Di tengah meningkatnya minat masyarakat untuk mengadu nasib di Kota Pahlawan,Pemkot Surabaya menyatakan tidak semua pendatang bisa bebas masuk tanpa persiapan yang jelas.
Wali Kota Surabaya Eri Cahyadi, menegaskan bahwa setiap pendatang akan dipantau secara menyeluruh, termasuk pekerjaan dan sumber penghasilan.

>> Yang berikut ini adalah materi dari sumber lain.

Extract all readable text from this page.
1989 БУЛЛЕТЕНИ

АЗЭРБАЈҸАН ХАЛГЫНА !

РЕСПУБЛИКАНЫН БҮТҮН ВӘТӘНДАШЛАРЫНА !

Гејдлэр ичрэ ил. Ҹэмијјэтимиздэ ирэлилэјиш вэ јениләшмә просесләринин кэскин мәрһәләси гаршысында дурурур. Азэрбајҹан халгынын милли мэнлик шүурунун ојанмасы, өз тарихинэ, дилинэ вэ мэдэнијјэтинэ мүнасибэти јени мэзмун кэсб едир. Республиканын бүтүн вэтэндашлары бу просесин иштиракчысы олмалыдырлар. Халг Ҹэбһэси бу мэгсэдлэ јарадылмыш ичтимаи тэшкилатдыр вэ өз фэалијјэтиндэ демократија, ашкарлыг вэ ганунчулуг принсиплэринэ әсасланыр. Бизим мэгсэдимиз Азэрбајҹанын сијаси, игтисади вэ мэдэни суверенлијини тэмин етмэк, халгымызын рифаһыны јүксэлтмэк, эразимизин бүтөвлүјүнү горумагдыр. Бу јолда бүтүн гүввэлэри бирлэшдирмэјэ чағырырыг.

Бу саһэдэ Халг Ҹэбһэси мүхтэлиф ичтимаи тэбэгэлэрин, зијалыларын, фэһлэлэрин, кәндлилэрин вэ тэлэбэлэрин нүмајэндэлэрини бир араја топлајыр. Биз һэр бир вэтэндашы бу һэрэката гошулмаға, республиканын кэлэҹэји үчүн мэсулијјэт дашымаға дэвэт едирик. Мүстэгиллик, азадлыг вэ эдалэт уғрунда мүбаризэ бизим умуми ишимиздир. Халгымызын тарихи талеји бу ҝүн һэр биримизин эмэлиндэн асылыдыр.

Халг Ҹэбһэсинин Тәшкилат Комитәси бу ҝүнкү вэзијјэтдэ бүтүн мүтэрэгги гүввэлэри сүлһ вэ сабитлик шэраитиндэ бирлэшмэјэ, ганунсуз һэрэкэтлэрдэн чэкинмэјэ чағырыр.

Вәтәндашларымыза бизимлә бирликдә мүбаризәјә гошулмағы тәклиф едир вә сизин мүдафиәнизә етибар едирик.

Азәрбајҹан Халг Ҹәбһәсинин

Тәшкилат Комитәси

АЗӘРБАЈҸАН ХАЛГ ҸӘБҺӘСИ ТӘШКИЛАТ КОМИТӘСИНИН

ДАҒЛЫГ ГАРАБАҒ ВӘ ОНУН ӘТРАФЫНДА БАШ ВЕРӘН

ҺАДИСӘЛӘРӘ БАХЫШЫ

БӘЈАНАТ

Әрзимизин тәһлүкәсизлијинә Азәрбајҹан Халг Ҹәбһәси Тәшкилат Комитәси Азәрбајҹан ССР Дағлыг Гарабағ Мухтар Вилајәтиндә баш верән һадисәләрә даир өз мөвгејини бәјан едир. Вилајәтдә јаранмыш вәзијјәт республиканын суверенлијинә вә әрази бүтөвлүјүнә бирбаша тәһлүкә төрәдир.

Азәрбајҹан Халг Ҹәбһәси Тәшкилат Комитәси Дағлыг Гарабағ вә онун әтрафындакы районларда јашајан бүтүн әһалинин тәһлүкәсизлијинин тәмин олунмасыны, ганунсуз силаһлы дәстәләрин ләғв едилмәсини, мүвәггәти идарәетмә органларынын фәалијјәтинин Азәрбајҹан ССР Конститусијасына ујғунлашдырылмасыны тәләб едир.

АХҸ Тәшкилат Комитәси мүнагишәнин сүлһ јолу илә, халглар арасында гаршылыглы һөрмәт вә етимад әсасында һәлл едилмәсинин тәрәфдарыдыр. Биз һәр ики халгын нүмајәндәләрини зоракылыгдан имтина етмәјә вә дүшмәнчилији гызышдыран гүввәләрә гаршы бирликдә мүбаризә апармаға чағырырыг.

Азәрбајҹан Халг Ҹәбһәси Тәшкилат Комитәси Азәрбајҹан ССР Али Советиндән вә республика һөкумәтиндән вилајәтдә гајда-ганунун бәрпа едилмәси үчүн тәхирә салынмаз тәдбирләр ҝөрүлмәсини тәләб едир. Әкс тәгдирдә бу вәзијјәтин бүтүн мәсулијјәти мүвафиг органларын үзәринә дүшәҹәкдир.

“Kalau tidak memiliki pekerjaan yang jelas, tentu akan kami pertimbangkan untuk tidak masuk ke Surabaya,” ujarnya dikutip dari iNews Surabaya, Senin (23/3/2026).
Kebijakan ini diambil sebagai upaya mencegah munculnya berbagai persoalan sosial baru di perkotaan. Setiap tahun, gelombang urbanisasi pascalebaran membawa dampak serius bagi kota besar seperti Surabaya.
Salah satunya adalah meningkatnya jumlah Penyandang Masalah Kesejahteraan Sosial (PMKS), termasuk gelandangan dan pengemis. Selain itu, lonjakan pendatang tanpa kesiapan juga berpotensi memicu peningkatan angka kriminalitas.
Untuk mengantisipasi hal tersebut, Pemkot Surabaya akan menggelar operasi yustisi. Kegiatan ini melibatkan perangkat daerah hingga pengurus lingkungan seperti RT dan RW.
Pendatang akan diperiksa kelengkapan administrasi, tempat tinggal, serta kepastian pekerjaan yang dimiliki.
Pemkot juga meminta peran aktif masyarakat dalam mengawasi pendatang. Warga yang membawa atau mempekerjakan pendatang dari luar daerah diminta segera melapor ke pengurus setempat.
Hal ini penting untuk memastikan pendataan berjalan optimal serta menjaga keamanan lingkungan.
“Dengan pelaporan itu, kita bisa mengetahui siapa saja yang datang dan apa pekerjaannya. Ini penting untuk menjaga keamanan dan ketertiban kota,” katanya.